The training loss is the mean squared error between the true noise and the predicted noise, averaged over random timesteps and random noise draws:

\[\mathcal{L}_{\text{simple}} = \mathbb{E}_{t,\, x_0,\, \epsilon}\!\left[\lVert \epsilon - \epsilon_\theta(x_t, t) \rVert^2\right]\]

The training procedure for a single batch is:

Draw a batch of clean data \(x_0\).
Sample random timesteps \(t \sim \mathrm{Uniform}\{1, \ldots, T\}\).
Sample random noise \(\epsilon \sim \mathcal{N}(0, I)\).
Compute noisy data \(x_t = \sqrt{\bar{\alpha}_t}\, x_0 + \sqrt{1 - \bar{\alpha}_t}\, \epsilon\).
Predict \(\hat{\epsilon} = \epsilon_\theta(x_t, t)\).
Minimize \(\lVert \epsilon - \hat{\epsilon} \rVert^2\).

def diffusion_training_loss(model: nn.Module, x0: torch.Tensor,
                            schedule: DiffusionSchedule) -> torch.Tensor:
    """Compute the simplified diffusion training loss (noise prediction MSE).

    Args:
        model: noise prediction network, takes (x_t, t) -> predicted noise
        x0: clean data batch, shape [batch, ...]
        schedule: DiffusionSchedule with precomputed quantities
    """
    batch_size = x0.size(0)

    # Step 1: sample random timesteps for each example
    t = torch.randint(0, schedule.T, (batch_size,), device=x0.device)

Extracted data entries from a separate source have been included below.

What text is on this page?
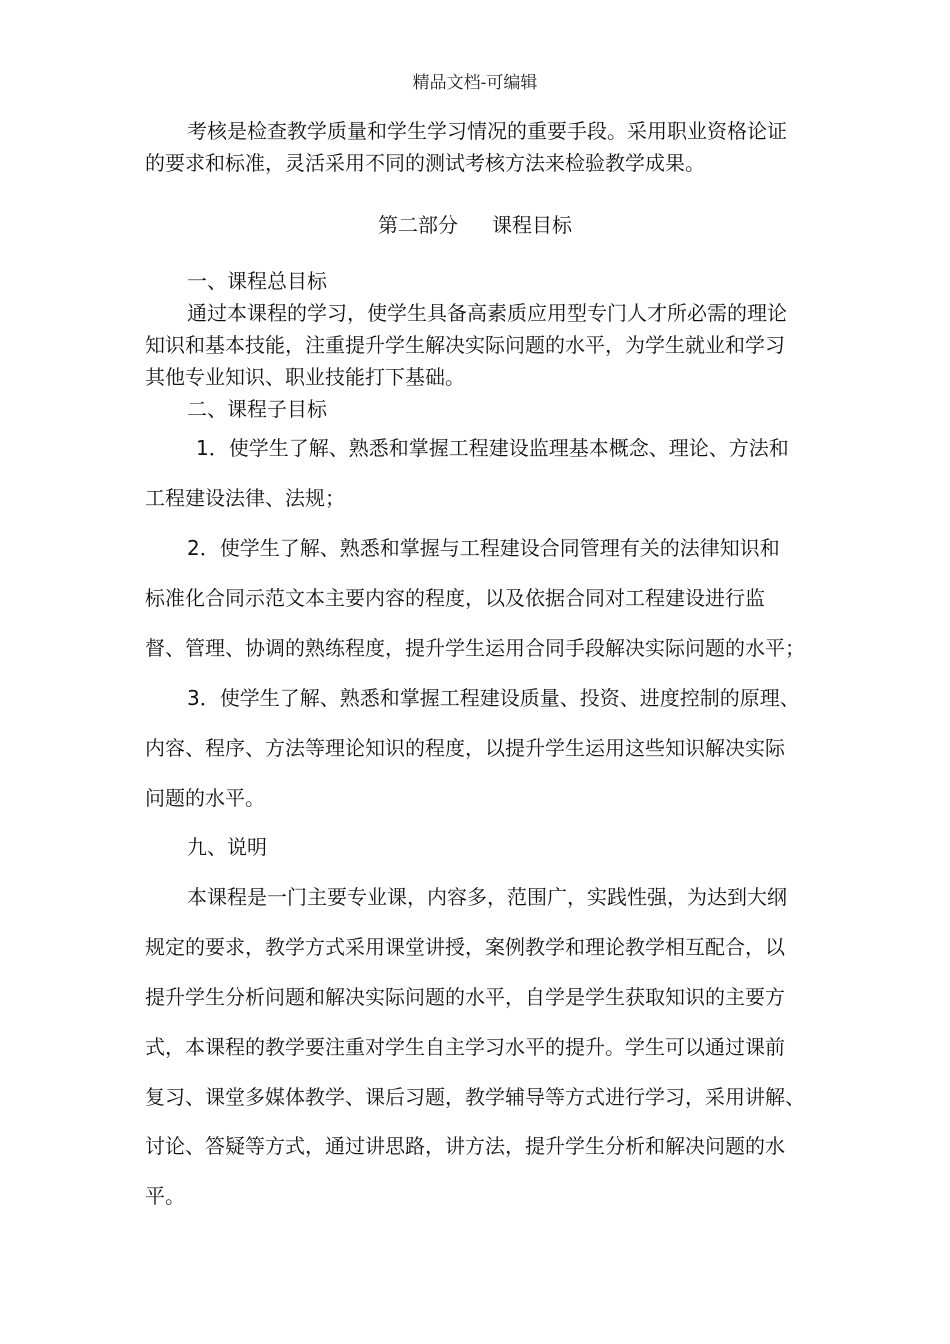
精品文档-可编辑
考核是检查教学质量和学生学习情况的重要手段。采用职业资格论证
的要求和标准，灵活采用不同的测试考核方法来检验教学成果。
第二部分 课程目标
一、课程总目标
通过本课程的学习，使学生具备高素质应用型专门人才所必需的理论
知识和基本技能，注重提升学生解决实际问题的水平，为学生就业和学习
其他专业知识、职业技能打下基础。
二、课程子目标
1．使学生了解、熟悉和掌握工程建设监理基本概念、理论、方法和
工程建设法律、法规；
2．使学生了解、熟悉和掌握与工程建设合同管理有关的法律知识和
标准化合同示范文本主要内容的程度，以及依据合同对工程建设进行监
督、管理、协调的熟练程度，提升学生运用合同手段解决实际问题的水平；
3．使学生了解、熟悉和掌握工程建设质量、投资、进度控制的原理、
内容、程序、方法等理论知识的程度，以提升学生运用这些知识解决实际
问题的水平。
九、说明
本课程是一门主要专业课，内容多，范围广，实践性强，为达到大纲
规定的要求，教学方式采用课堂讲授，案例教学和理论教学相互配合，以
提升学生分析问题和解决实际问题的水平，自学是学生获取知识的主要方
式，本课程的教学要注重对学生自主学习水平的提升。学生可以通过课前
复习、课堂多媒体教学、课后习题，教学辅导等方式进行学习，采用讲解、
讨论、答疑等方式，通过讲思路，讲方法，提升学生分析和解决问题的水
平。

    # Step 2: sample Gaussian noise
    noise = torch.randn_like(x0)

    # Step 3: compute noisy version x_t
    x_t = schedule.add_noise(x0, t, noise)

    # Step 4: predict the noise
    noise_pred = model(x_t, t)

    # Step 5: MSE between true and predicted noise
    return nn.functional.mse_loss(noise_pred, noise)

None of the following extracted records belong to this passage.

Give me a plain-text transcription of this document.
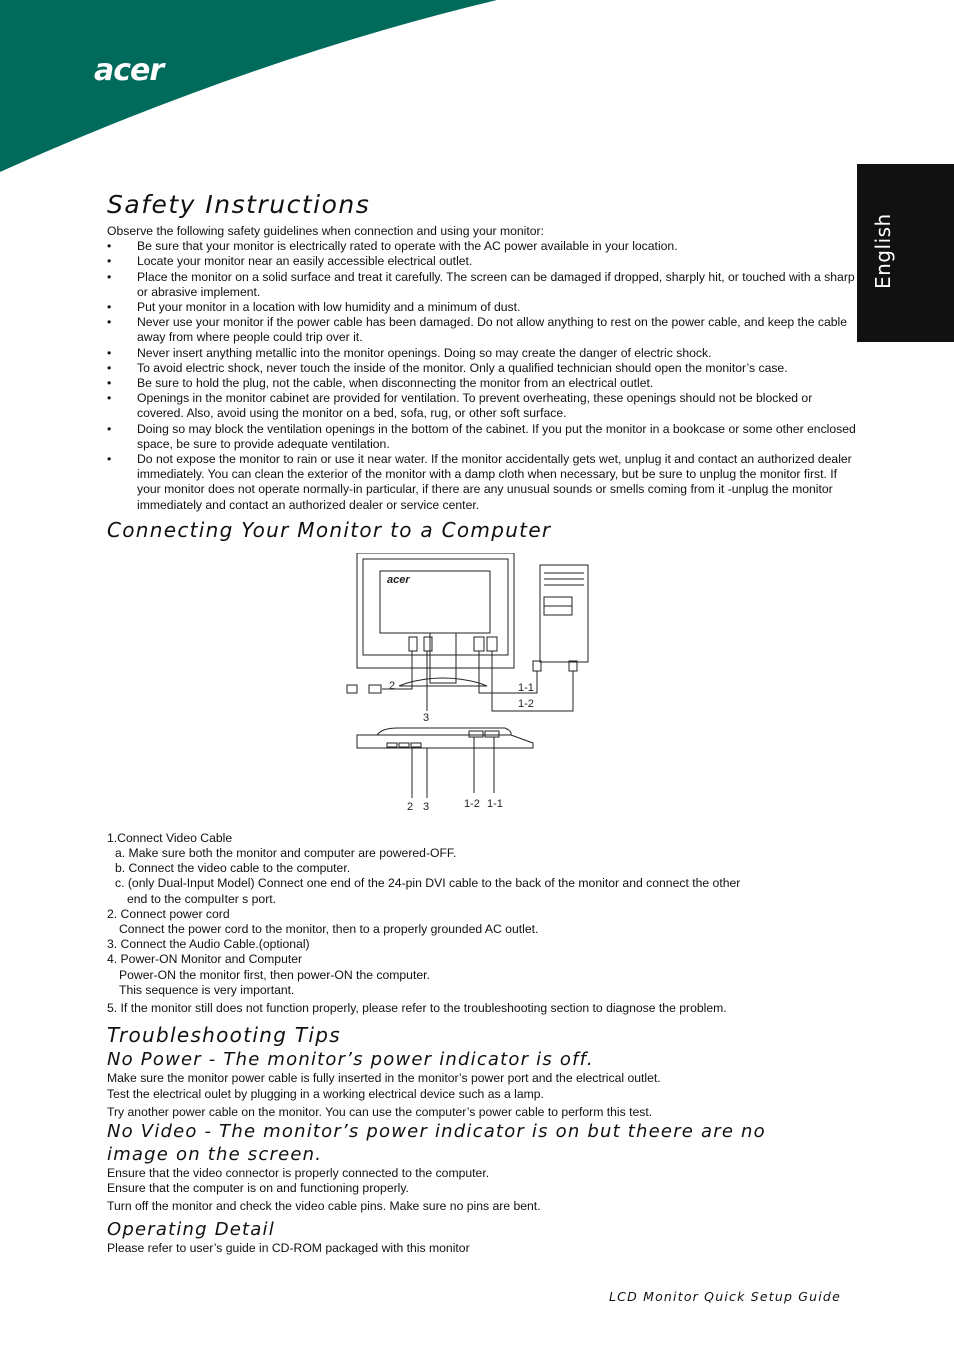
acer
English
Safety Instructions

Observe the following safety guidelines when connection and using your monitor:

• Be sure that your monitor is electrically rated to operate with the AC power available in your location.
• Locate your monitor near an easily accessible electrical outlet.
• Place the monitor on a solid surface and treat it carefully. The screen can be damaged if dropped, sharply hit, or touched with a sharp or abrasive implement.
• Put your monitor in a location with low humidity and a minimum of dust.
• Never use your monitor if the power cable has been damaged. Do not allow anything to rest on the power cable, and keep the cable away from where people could trip over it.
• Never insert anything metallic into the monitor openings. Doing so may create the danger of electric shock.
• To avoid electric shock, never touch the inside of the monitor. Only a qualified technician should open the monitor’s case.
• Be sure to hold the plug, not the cable, when disconnecting the monitor from an electrical outlet.
• Openings in the monitor cabinet are provided for ventilation. To prevent overheating, these openings should not be blocked or covered. Also, avoid using the monitor on a bed, sofa, rug, or other soft surface.
• Doing so may block the ventilation openings in the bottom of the cabinet. If you put the monitor in a bookcase or some other enclosed space, be sure to provide adequate ventilation.
• Do not expose the monitor to rain or use it near water. If the monitor accidentally gets wet, unplug it and contact an authorized dealer immediately. You can clean the exterior of the monitor with a damp cloth when necessary, but be sure to unplug the monitor first. If your monitor does not operate normally-in particular, if there are any unusual sounds or smells coming from it -unplug the monitor immediately and contact an authorized dealer or service center.
Connecting Your Monitor to a Computer
acer
2
3
1-1
1-2
2 3	1-2 1-1

1.Connect Video Cable

a. Make sure both the monitor and computer are powered-OFF.

b. Connect the video cable to the computer.

c. (only Dual-Input Model) Connect one end of the 24-pin DVI cable to the back of the monitor and connect the other

end to the compuIter s port.

2. Connect power cord

Connect the power cord to the monitor, then to a properly grounded AC outlet.

3. Connect the Audio Cable.(optional)

4. Power-ON Monitor and Computer

Power-ON the monitor first, then power-ON the computer.

This sequence is very important.

5. If the monitor still does not function properly, please refer to the troubleshooting section to diagnose the problem.

Troubleshooting Tips
No Power - The monitor’s power indicator is off.

Make sure the monitor power cable is fully inserted in the monitor’s power port and the electrical outlet.

Test the electrical oulet by plugging in a working electrical device such as a lamp.

Try another power cable on the monitor. You can use the computer’s power cable to perform this test.

No Video - The monitor’s power indicator is on but theere are no image on the screen.

Ensure that the video connector is properly connected to the computer.

Ensure that the computer is on and functioning properly.

Turn off the monitor and check the video cable pins. Make sure no pins are bent.

Operating Detail

Please refer to user’s guide in CD-ROM packaged with this monitor

LCD Monitor Quick Setup Guide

This objective has a deep connection to denoising score matching⁶. The score function \(\nabla_{x} \log p(x)\) points in the direction of increasing data density. Predicting the noise \(\epsilon\) is mathematically equivalent to estimating the score at timestep \(t\), up to a scaling factor. This connection links diffusion models to the broader framework of score-based generative modeling (Song and Ermon, 2019).

8. The Denoising Loop and Network Architecture

Generation by Iterative Denoising

flowchart LR
    XT["x_T\n(pure noise)"] --> D1["Denoise\nStep T"]
    D1 --> XTM["x_{T-1}"] --> D2["Denoise\nStep T-1"]
    D2 --> DOTS["..."]
    DOTS --> D3["Denoise\nStep 1"]
    D3 --> X0["x_0\n(generated\nprotein)"]

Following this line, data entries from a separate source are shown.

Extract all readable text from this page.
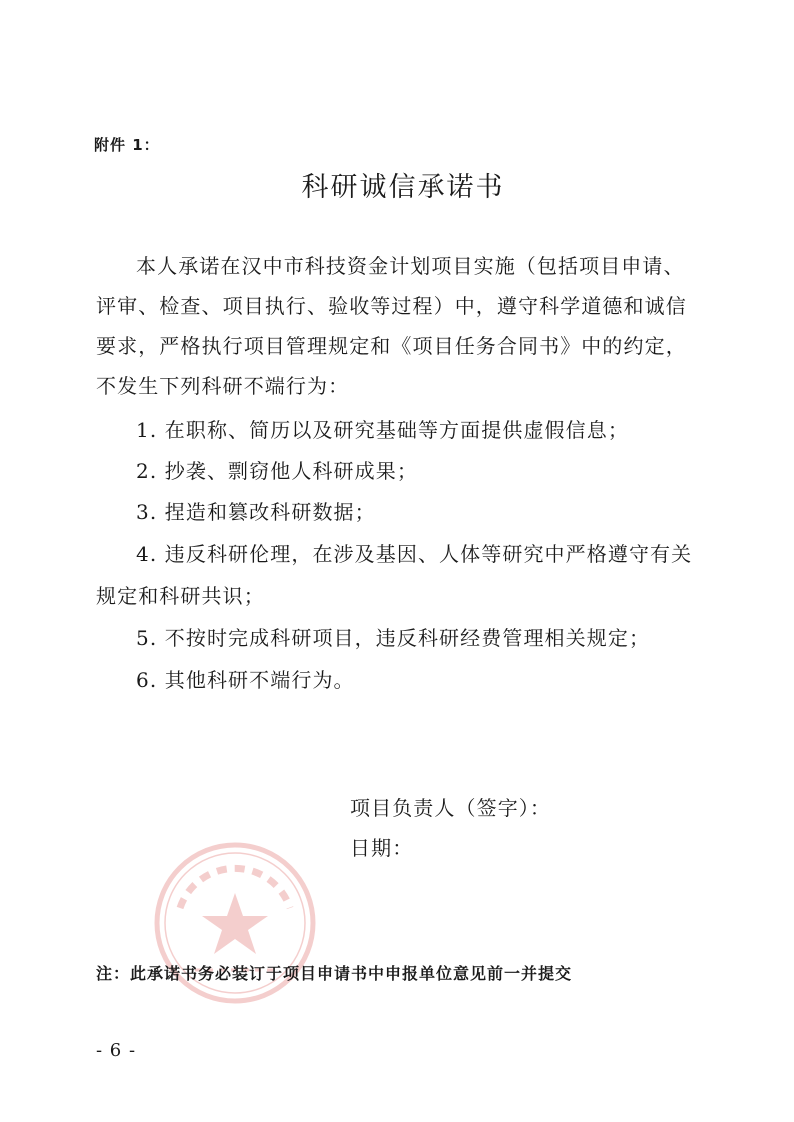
附件 1：
科研诚信承诺书
本人承诺在汉中市科技资金计划项目实施（包括项目申请、
评审、检查、项目执行、验收等过程）中，遵守科学道德和诚信
要求，严格执行项目管理规定和《项目任务合同书》中的约定，
不发生下列科研不端行为：
1. 在职称、简历以及研究基础等方面提供虚假信息；
2. 抄袭、剽窃他人科研成果；
3. 捏造和篡改科研数据；
4. 违反科研伦理，在涉及基因、人体等研究中严格遵守有关
规定和科研共识；
5. 不按时完成科研项目，违反科研经费管理相关规定；
6. 其他科研不端行为。
项目负责人（签字）：
日期：
注：此承诺书务必装订于项目申请书中申报单位意见前一并提交
- 6 -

    subgraph Step["Each Denoising Step"]
        direction TB
        IN["x_t, t"] --> NET["Neural Network\nε_θ(x_t, t)"]
        NET --> PRED["Predicted noise ε̂"]
        PRED --> SUB["x_{t-1} = f(x_t, ε̂, t)"]
    end

    style XT fill:#fce4ec,stroke:#e91e63
    style X0 fill:#e8f5e9,stroke:#4CAF50

Once the noise prediction network is trained, generation proceeds by simulating the reverse process. Starting from pure noise \(x_T \sim \mathcal{N}(0, I)\), we apply the learned denoising step \(T\) times:

@torch.no_grad()
def ddpm_sample(model: nn.Module, schedule: DiffusionSchedule,
                shape: tuple, device: str = "cpu") -> torch.Tensor:
    """Generate samples via DDPM reverse process.

    Args:
        model: trained noise prediction network
        schedule: DiffusionSchedule with precomputed quantities
        shape: desired output shape, e.g. (n_samples, n_residues, 3)
        device: torch device
    """
    # Start from pure Gaussian noise
    x = torch.randn(shape, device=device)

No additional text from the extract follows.